- Question ID
-
2021_6141
- Legal act
- Directive 2015/2366/EU (PSD2)
- Topic
- Strong customer authentication and common and secure communication (incl. access)
- Article
-
97
- Paragraph
-
1
- Subparagraph
-
-
- COM Delegated or Implementing Acts/RTS/ITS/GLs/Recommendations
- Regulation (EU) 2018/389 - RTS on strong customer authentication and secure communication
- Article/Paragraph
-
24
- Type of submitter
-
Competent authority
- Subject matter
-
Association of personalised security credentials to the payment service user
- Question
-
Should strong customer authentication (SCA) elements always be issued under control of the Account service Payment Services Provider (ASPSP)?
- Background on the question
-
When adding a payment card to a digital wallet, a payment service user is requesting the ASPSP for issuance of personalised security credentials to act as a possession element in future payment transactions.
The process of adding the payment card to the wallet may have different options in the way the strong customer authentication for the association of the personalised security credentials according to Article 24 of Regulation (EU) 2018/389 - RTS on strong customer authentication and secure communication is executed.
Some industry practices are observed where the wallet provider (in its role as token requester) provides certain SCA elements instead of the ASPSP. This could for example be a knowledge element for the payment service user which was issued and verified by the wallet provider.
According to PSD2 Article 4(31), personalised security credentials are personalised features provided by the payment service provider to a payment service user for the purposes of authentication.

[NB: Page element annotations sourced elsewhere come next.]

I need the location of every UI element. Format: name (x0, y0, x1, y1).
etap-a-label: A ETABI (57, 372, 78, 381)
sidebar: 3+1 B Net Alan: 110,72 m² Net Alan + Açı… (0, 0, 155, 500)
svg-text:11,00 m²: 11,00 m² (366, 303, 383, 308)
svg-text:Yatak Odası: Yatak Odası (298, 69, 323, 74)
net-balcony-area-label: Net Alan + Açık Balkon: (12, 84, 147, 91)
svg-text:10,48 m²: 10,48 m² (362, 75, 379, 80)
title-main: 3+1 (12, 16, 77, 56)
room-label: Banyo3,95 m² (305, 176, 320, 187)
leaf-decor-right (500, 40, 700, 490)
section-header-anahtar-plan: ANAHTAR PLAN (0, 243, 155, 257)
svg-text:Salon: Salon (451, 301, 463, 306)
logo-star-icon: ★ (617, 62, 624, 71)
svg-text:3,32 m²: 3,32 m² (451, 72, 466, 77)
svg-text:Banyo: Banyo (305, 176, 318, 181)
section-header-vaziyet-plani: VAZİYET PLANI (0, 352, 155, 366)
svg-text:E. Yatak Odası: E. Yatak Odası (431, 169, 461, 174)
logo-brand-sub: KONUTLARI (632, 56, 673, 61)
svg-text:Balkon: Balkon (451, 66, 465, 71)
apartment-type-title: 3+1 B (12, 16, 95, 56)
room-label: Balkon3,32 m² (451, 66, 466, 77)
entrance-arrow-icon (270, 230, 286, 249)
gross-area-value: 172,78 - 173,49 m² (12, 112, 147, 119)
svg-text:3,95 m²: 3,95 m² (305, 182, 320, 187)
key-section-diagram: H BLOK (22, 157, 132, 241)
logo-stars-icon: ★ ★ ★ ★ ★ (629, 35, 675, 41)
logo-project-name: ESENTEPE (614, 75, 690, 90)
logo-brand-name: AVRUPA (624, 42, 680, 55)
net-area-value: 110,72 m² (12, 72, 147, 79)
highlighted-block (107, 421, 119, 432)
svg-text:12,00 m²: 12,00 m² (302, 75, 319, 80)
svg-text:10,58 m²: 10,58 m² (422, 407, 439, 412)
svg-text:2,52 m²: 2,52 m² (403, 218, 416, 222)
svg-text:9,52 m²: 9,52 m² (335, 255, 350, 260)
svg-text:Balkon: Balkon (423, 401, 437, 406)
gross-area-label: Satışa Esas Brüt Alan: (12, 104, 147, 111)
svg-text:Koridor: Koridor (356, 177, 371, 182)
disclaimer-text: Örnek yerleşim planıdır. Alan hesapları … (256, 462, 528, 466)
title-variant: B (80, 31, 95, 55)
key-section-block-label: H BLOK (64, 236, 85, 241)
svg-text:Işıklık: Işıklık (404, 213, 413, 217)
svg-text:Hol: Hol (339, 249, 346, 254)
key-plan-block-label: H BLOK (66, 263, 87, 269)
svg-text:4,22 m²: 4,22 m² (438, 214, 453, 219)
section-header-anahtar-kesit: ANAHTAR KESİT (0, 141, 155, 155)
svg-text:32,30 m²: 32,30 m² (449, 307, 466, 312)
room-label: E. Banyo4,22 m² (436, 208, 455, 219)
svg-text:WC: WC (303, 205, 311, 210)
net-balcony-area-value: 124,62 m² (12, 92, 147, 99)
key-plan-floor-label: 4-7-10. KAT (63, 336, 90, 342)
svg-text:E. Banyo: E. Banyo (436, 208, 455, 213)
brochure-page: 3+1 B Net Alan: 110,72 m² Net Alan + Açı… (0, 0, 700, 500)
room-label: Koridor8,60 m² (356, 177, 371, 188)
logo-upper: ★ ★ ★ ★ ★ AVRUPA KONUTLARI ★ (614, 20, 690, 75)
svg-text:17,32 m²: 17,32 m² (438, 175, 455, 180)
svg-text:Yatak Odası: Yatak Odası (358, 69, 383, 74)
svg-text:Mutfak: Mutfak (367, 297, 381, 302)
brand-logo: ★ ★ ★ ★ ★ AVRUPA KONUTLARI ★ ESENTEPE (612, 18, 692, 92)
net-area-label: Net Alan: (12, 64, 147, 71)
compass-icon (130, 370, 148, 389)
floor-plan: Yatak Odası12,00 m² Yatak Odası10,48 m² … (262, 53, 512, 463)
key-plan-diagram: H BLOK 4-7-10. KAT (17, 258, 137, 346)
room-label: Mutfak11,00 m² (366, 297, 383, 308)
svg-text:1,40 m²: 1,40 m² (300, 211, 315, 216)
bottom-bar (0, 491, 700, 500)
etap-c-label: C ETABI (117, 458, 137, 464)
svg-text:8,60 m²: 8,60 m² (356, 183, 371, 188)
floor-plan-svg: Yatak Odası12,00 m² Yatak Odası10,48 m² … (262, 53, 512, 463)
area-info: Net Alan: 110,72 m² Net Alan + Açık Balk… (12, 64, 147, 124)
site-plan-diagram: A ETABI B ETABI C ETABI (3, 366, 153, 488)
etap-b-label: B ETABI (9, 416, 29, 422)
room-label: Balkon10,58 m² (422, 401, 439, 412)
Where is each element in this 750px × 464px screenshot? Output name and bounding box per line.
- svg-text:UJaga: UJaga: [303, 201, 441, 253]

According to EBA Q&A 2019_4827, the "tokenisation of card details may meet the requirements of Article 7(1) of the Delegated Regulation, if the payment service provider of the payer (the issuer) is involved in the process of issuance of the token directly or indirectly (e.g. through an outsourcing agreement with a third party, i.e. a token requestor such as a wallet provider in the case of digital wallets or a merchant in the case of cards on file).”
- Submission date
- Final publishing date
-
- Final answer
-
Article 97(1)(c) of Directive 2015/2366/EU (PSD2) requires payment service providers (PSPs) to apply strong customer authentication (SCA) ‘where the payer carries out any action through a remote channel which may imply a risk of payment fraud or other abuses.
Article 4(31) of PSD2 defines ‘personalised security credentials’ as personalised features provided by the payment service provider to a payment service user for the purposes of authentication
Article 24 of the Commission Delegated Regulation (EU) 2018/389 prescribes further that ‘payment service providers shall ensure that only the payment service user (PSU) is associated, in a secure manner, with the personalised security credentials, the authentication devices and the software’ and that ‘the association by means of a remote channel of the payment service user's identity with the personalised security credentials and with authentication devices or software is performed using strong customer authentication’.
Accordingly, the payment service provider that has issued the payment card (issuer) is responsible for providing the SCA elements to the payment service user and is required to apply SCA when adding a payment card to a digital wallet.
Finally, issuers may outsource the provision and verification of the elements of SCA to a third party. In that case, the issuer should comply with the general requirements on outsourcing, including the requirements of the EBA Guidelines on Outsourcing arrangements (EBA/GL/2019/02) and the applicable requirements of the Delegated Regulation, including Articles 6-8 in relation to the respective SCA element, and Article 3 in relation to the periodical review of the security measures.
- Status
-
Final Q&A
Disclaimer
The Q&A refers to the provisions in force on the day of their publication. The EBA does not systematically review published Q&As following the amendment of legislative acts. Users of the Q&A tool should therefore check the date of publication of the Q&A and whether the provisions referred to in the answer remain the same.